Doomwatch!

Above, top Jane Fonda in her eponymous role as “Barbarella”, bottom, the screen image of the TV series “Doomwatch”.
One of the electronic gadgets that I use fairly frequently is a Sony HDMI CD/DVD player Model DVP-SR760H. I bought it less than a year ago when my video recorder which was the sort that could record onto a hard drive or a DVD packed up. Since I have a television that is called a “smart TV”, rather than fork out a considerable sum on a direct replacement, I saved a considerable amount of money and bought a DVD player for under £40. Since that time I have purchased a number of DVDs in what are called “boxed sets” and also old movies released on DVD.
One of these boxed sets is “Doomwatch” which was a BBC sci-fi series screened between 1970 and 1972. The title was well suited to the script as it was about a government agency led by a Doctor Spencer Quist (played by John Paul) and was responsible for investigating and combating various environmental, scientific and technological threats.
The series was set in the then present day and COVID-19 (and the way the virus is being handled) would have been right up the scriptwriter’s street!
I have a considerable number of such sets.
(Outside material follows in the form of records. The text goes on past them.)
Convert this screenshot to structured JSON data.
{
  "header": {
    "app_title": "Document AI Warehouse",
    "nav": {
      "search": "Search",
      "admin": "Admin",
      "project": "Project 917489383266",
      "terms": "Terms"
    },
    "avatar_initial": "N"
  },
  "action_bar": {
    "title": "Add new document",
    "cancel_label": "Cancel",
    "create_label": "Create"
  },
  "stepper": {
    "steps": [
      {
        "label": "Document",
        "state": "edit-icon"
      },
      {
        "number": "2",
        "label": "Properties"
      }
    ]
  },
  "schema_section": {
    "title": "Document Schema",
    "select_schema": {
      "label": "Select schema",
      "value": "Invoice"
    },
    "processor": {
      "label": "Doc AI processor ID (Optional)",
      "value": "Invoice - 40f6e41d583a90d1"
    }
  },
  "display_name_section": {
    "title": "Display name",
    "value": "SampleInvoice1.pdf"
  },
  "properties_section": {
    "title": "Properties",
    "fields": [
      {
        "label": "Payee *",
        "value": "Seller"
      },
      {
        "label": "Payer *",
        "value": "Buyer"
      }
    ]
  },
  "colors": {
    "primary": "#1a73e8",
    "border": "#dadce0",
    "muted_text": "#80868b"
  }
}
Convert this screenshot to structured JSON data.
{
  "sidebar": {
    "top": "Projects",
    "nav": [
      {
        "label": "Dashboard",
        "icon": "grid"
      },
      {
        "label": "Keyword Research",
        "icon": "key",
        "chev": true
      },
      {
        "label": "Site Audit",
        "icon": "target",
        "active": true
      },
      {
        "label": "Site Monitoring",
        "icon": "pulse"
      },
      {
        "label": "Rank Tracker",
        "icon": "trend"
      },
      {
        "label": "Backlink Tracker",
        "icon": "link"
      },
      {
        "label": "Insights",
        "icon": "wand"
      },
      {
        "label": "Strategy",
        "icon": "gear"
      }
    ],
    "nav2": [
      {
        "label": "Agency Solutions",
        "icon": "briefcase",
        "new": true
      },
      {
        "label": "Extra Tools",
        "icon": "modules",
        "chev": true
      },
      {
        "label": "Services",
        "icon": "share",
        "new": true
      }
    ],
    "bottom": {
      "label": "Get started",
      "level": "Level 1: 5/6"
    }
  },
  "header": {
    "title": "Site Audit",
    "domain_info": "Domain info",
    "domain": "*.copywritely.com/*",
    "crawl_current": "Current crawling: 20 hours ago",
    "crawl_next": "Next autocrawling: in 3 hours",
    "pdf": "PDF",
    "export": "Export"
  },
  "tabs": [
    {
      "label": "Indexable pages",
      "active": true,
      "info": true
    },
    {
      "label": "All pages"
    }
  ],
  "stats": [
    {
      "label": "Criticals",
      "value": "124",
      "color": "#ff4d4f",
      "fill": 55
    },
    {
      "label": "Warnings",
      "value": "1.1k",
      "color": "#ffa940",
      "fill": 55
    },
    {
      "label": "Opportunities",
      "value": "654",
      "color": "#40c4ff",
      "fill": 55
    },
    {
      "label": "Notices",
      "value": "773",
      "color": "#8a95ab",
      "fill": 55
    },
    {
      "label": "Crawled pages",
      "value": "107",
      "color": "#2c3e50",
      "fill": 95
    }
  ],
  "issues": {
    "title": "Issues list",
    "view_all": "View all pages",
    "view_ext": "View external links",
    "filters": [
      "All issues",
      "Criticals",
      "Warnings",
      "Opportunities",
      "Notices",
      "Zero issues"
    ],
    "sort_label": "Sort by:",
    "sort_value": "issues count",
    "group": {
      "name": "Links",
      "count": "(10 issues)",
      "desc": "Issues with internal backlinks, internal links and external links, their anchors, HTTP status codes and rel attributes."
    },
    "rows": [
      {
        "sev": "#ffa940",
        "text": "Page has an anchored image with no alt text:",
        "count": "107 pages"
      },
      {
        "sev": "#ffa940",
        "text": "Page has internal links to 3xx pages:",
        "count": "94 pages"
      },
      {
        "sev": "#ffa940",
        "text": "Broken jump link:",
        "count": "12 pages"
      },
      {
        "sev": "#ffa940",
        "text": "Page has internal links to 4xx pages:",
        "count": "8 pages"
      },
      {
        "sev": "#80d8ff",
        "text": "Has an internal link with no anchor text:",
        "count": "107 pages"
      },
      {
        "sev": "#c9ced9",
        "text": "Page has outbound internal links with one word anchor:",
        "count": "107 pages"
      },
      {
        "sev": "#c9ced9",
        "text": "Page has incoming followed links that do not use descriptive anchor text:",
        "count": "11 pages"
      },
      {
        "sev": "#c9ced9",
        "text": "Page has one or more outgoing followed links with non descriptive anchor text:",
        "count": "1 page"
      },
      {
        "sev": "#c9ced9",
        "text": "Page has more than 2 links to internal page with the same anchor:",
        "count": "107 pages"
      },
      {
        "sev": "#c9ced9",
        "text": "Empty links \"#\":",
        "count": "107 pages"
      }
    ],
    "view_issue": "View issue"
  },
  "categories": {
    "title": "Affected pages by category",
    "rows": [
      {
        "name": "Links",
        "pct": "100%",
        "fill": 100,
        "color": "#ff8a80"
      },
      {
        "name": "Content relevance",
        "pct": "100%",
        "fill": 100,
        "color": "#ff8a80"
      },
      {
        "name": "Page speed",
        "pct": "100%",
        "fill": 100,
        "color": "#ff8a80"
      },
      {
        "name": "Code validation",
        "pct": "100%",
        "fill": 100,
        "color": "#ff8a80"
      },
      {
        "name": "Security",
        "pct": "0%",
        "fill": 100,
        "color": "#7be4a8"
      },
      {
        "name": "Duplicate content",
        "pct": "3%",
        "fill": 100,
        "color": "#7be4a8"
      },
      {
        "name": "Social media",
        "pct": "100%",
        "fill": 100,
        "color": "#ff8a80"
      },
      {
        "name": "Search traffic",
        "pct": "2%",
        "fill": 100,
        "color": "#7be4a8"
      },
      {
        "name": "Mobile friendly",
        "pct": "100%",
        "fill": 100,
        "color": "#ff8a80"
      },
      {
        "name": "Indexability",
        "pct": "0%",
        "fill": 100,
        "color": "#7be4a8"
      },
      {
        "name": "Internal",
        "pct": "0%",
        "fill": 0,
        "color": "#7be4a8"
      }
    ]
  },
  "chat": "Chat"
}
Why? Well, I’ve long watched the BBC’s “Doctor Who” but this latest incarnation with it’s scriptwriters all “on message” with the latest eco PC script has proved too much so for relaxation I like to go back down the exceedingly politically incorrect Memory Lane of old TV series.
Of “Doomwatch” itself, it was a good series. The plot was fast paced and well written. The actors and actresses played their parts well. One of the nice things in retrospect is the fact that the clothes worn by the cast were then (1970-1972) the height of fashion which means that the “look” of the series is very dated. Which is OK.
I have used the classic image of Ms Fonda as Barbarella and combined it with the opening screen image of “Doomwatch” to make a point.
I have long admired Jane Fonda principally because, although I have not agreed with her political views, I’ve always admired her courage to put her head above the parapet even though her theatrical agents and accountants must have been screaming; “Don’t do this! It will trash your career and cost you a fortune in lost income!”
Such appeals to a person’s self interest would in most cases have worked but not in the case of this redoubtable lady.
Had the lady not had decided not to trash her career and instead quit the US for a time and let us say took a starring role in “Doomwatch” she like me would be able to reminisce about the series, but as one of the cast and not like me a mere viewer.
That she did not do this however makes no difference to one very pertinent fact: her age.
The lady was born on the winter solstice Tuesday 21st December 1937 and as such is 82 years, 2 months and 22 days old. Had COVID-19 struck at around the time “Barbarella” opened in New York on Friday 11th October 1968 when the lady was 30 years, 9 months and 21 days young, COVID-19 – had she become infected would not have been a problem for her. Unlike now.
And this is the “Doomwatch Point” – COVID-19 is highly discriminatory in the way it attacks it’s victims. The young and the healthy are little affected. The old and the frail have a risk of death with is positively co-relational to their age and infirmity.
The FACT of the matter is this: We the people are partly in control – whatever the government decides to do. The way we can help keep the mortality rate of COVID-19 down is both simple and difficult. It is to prevent the old and infirm from catching the virus.
The BG’s message to Ms Fonda?
Keep yourself to yourself as much as you can Dear Lady and shop online.